Maintenant, c’est à la rayessa de prendre la
relève du chant et de s’évertuer à mélanger les trois genres de
zar, les plus récurrents : celui d’Aboul-Gheit, des harims (se
passant entre femmes au Caire ou en Haute-Egypte) et celui de la
tanboura (grande lyre, de type plus africain). Telle est la
consigne, depuis qu’Al-Maghrabi a rassemblé ces professionnels
du zar pour former la troupe Mazaher, en l’an 2000.
Oum Sameh n’a plus 20 ans, mais a un charme
et une sensualité débordante. A travers ses adwars (chants du
zar, au singulier : dawr), elle flirte avec pas mal d’inconnus :
Chalabi, Yawra bey, Al-Sultan, un brun sirotant son café, ou un
autre toubib à même de guérir ses maux … Chaque chant est
associé à un esprit en particulier.
Yawra bey est un gaillard qui aime les filles,
Mamma est le symbole de l’affection et l’affinité … « Certains
ici aiment beaucoup Mamma ; ça les repose d’écouter ses chansons
», signale Oum Sameh, ajoutant : « Je peux rendre hommage à
Yawra, en rythmes et dialectes d’Alexandrie, de la Haute-Egypte
ou suivant le style africain de la tanboura. Je connais par cœur
pas mal de choses, grâce à ma mère soudanaise qui en
vieillissant m’a déclarée comme l’héritière de sa tradition
orale ».
Le tempo auquel parviennent les musiciens est
étonnant. Crescendos violents et cadences plus douces se
succèdent. Oum Sameh jette un regard furibond en direction de
Hanafi, le joueur irrégulier de mangour (hochet-ceinture en
sabots de chèvre, accroché autour de la taille). Il a
apparemment commis une erreur et elle en fait part aux musiciens.

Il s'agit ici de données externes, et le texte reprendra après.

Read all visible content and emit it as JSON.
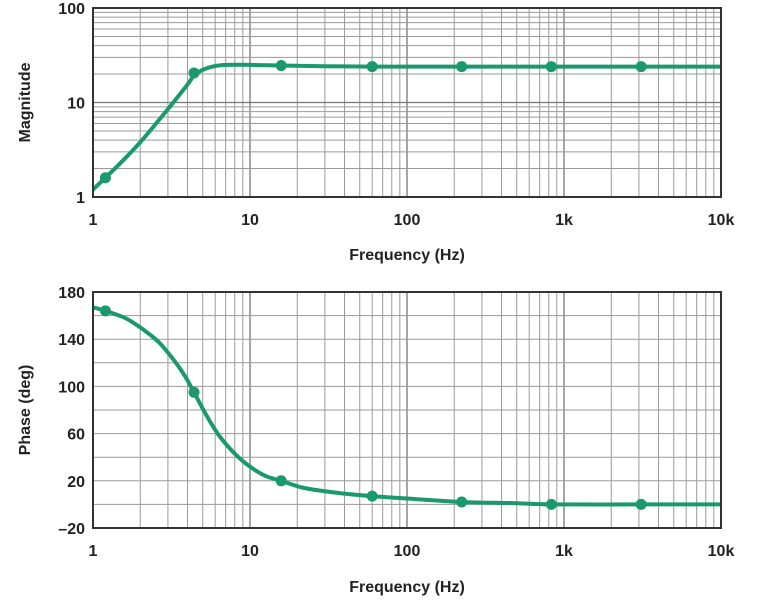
{
  "chart_data": [
    {
      "type": "line",
      "xlabel": "Frequency (Hz)",
      "ylabel": "Magnitude",
      "x_scale": "log",
      "y_scale": "log",
      "xlim": [
        1,
        10000
      ],
      "ylim": [
        1,
        100
      ],
      "x_ticks": [
        {
          "value": 1,
          "label": "1"
        },
        {
          "value": 10,
          "label": "10"
        },
        {
          "value": 100,
          "label": "100"
        },
        {
          "value": 1000,
          "label": "1k"
        },
        {
          "value": 10000,
          "label": "10k"
        }
      ],
      "y_ticks": [
        {
          "value": 1,
          "label": "1"
        },
        {
          "value": 10,
          "label": "10"
        },
        {
          "value": 100,
          "label": "100"
        }
      ],
      "grid": true,
      "color": "#1a9a6c",
      "series": [
        {
          "curve": {
            "x": [
              1.0,
              1.2,
              1.5,
              2.0,
              3.0,
              4.0,
              4.5,
              5.5,
              7.0,
              10,
              15.8,
              30,
              60,
              100,
              223,
              1000,
              10000
            ],
            "y": [
              1.2,
              1.6,
              2.3,
              3.8,
              8.5,
              15.5,
              20.0,
              23.5,
              25.0,
              25.0,
              24.6,
              24.2,
              24.0,
              24.0,
              24.0,
              24.0,
              24.0
            ]
          },
          "markers": {
            "x": [
              1.2,
              4.4,
              15.8,
              60,
              223,
              830,
              3100
            ],
            "y": [
              1.6,
              20.5,
              24.6,
              24.0,
              24.0,
              24.0,
              24.0
            ]
          }
        }
      ]
    },
    {
      "type": "line",
      "xlabel": "Frequency (Hz)",
      "ylabel": "Phase (deg)",
      "x_scale": "log",
      "y_scale": "linear",
      "xlim": [
        1,
        10000
      ],
      "ylim": [
        -20,
        180
      ],
      "x_ticks": [
        {
          "value": 1,
          "label": "1"
        },
        {
          "value": 10,
          "label": "10"
        },
        {
          "value": 100,
          "label": "100"
        },
        {
          "value": 1000,
          "label": "1k"
        },
        {
          "value": 10000,
          "label": "10k"
        }
      ],
      "y_ticks": [
        {
          "value": 180,
          "label": "180"
        },
        {
          "value": 140,
          "label": "140"
        },
        {
          "value": 100,
          "label": "100"
        },
        {
          "value": 60,
          "label": "60"
        },
        {
          "value": 20,
          "label": "20"
        },
        {
          "value": -20,
          "label": "–20"
        }
      ],
      "grid": true,
      "color": "#1a9a6c",
      "series": [
        {
          "curve": {
            "x": [
              1.0,
              1.2,
              1.6,
              2.0,
              2.6,
              3.2,
              3.8,
              4.4,
              5.2,
              6.3,
              8.0,
              10,
              12.6,
              15.8,
              22,
              35,
              60,
              100,
              223,
              500,
              830,
              3100,
              10000
            ],
            "y": [
              167,
              164,
              158,
              150,
              138,
              124,
              110,
              95,
              77,
              59,
              43,
              32,
              24,
              20,
              14,
              10,
              7,
              5,
              2,
              1,
              0,
              0,
              0
            ]
          },
          "markers": {
            "x": [
              1.2,
              4.4,
              15.8,
              60,
              223,
              830,
              3100
            ],
            "y": [
              164,
              95,
              20,
              7,
              2,
              0,
              0
            ]
          }
        }
      ]
    }
  ]
}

Hassan bat les cordes de sa tanboura, les rythmes qu’il joue
ainsi que sa peau mate témoignent de ses origines africaines. «
Son grand-père travaillait une saison comme pêcheur de perles au
Bahreïn et une saison au Canal de Suez », tient-on à préciser. A
l’écoute du rythme ascendant, notamment vers la fin de chaque
dawr, il est facile d’entrer en transe. Et pour boucler la
boucle, la troupe joue un dernier morceau dit al-akhrass, ou le
muet, étant interprété sans paroles. La rayessa, plus
convulsive, se plie en deux et en remontant, le rythme change.
C’est le délire. On a l’impression que toutes les règles
apprises sont violées à travers cette improvisation savante.